I’ve read this devotional before. She wrote it last year during Advent. The author will wait for the unlikely, in search of a miracle, just a glimpse. The Morpho butterfly will land wide open blue, impossibly, on her shoulder for a solid 25 minutes, and she will rejoice, reassured by the presence of God. It stands as a symbol of hope. I scoff. I feel a solidarity with the cynical world, who scoffs with me. God doesn’t do that for me. He hates me. Or worse yet, He just doesn’t even care.

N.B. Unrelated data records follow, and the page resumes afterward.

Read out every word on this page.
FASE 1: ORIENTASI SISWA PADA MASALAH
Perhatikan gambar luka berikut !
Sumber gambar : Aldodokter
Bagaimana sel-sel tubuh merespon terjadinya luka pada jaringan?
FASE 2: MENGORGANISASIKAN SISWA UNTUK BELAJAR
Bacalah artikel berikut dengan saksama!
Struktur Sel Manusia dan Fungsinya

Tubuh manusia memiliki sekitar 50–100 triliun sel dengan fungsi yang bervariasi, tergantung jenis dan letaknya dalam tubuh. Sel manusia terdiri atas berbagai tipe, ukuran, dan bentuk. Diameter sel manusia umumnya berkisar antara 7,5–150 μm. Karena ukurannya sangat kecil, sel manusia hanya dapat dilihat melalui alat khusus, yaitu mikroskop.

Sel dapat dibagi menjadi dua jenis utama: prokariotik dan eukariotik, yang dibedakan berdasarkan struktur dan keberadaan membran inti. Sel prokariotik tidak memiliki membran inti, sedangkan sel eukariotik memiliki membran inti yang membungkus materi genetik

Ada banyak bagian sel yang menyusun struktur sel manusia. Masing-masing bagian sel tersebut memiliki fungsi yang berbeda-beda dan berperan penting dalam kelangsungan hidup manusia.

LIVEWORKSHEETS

A wide open weep stumbles out of my mouth. Tears splash the muslin baby blanket, wrapping my innocent child. No hope. No butterflies. No real help is available from doctors, from friends, from family, or even, maybe especially, from God. He’s silent. I pause, as the world pauses now, in the prolonged silence of death. We hold our breath. A bit longer.
A baby’s belly-laugh breaks the sickening silence. His sleep-enshrouded mirth opens a pin-prick of light in the midst of a pitch-black death-night. In the midst of my broken sob, I see my child, still in slumber, laughing out loud at something. Maybe it’s a dream, maybe he is responding to my body’s heaves. Nevertheless, he laughs a laugh that only a baby could muster in the midst of his deepest sleep. His laugh rises like music notes to meet my song of lament, and our emotions unite. Tears still flowing, I join in his laughter-song. I join my son, and joy invades, takes residence in my sorrow. This baby, oblivious to the depths of my pain, has become the means of grace through which hope takes flight. My tears still flow freely, and they mingle with tears of joy, of hope.
Out of the depths of my longing hopelessness, I look down to see a sleeping child laugh. My child, who represents hope, joy, and renewed life. All is not lost I am not forgotten. We are not forgotten. God is with us. He has manifested Himself in a tiny baby boy.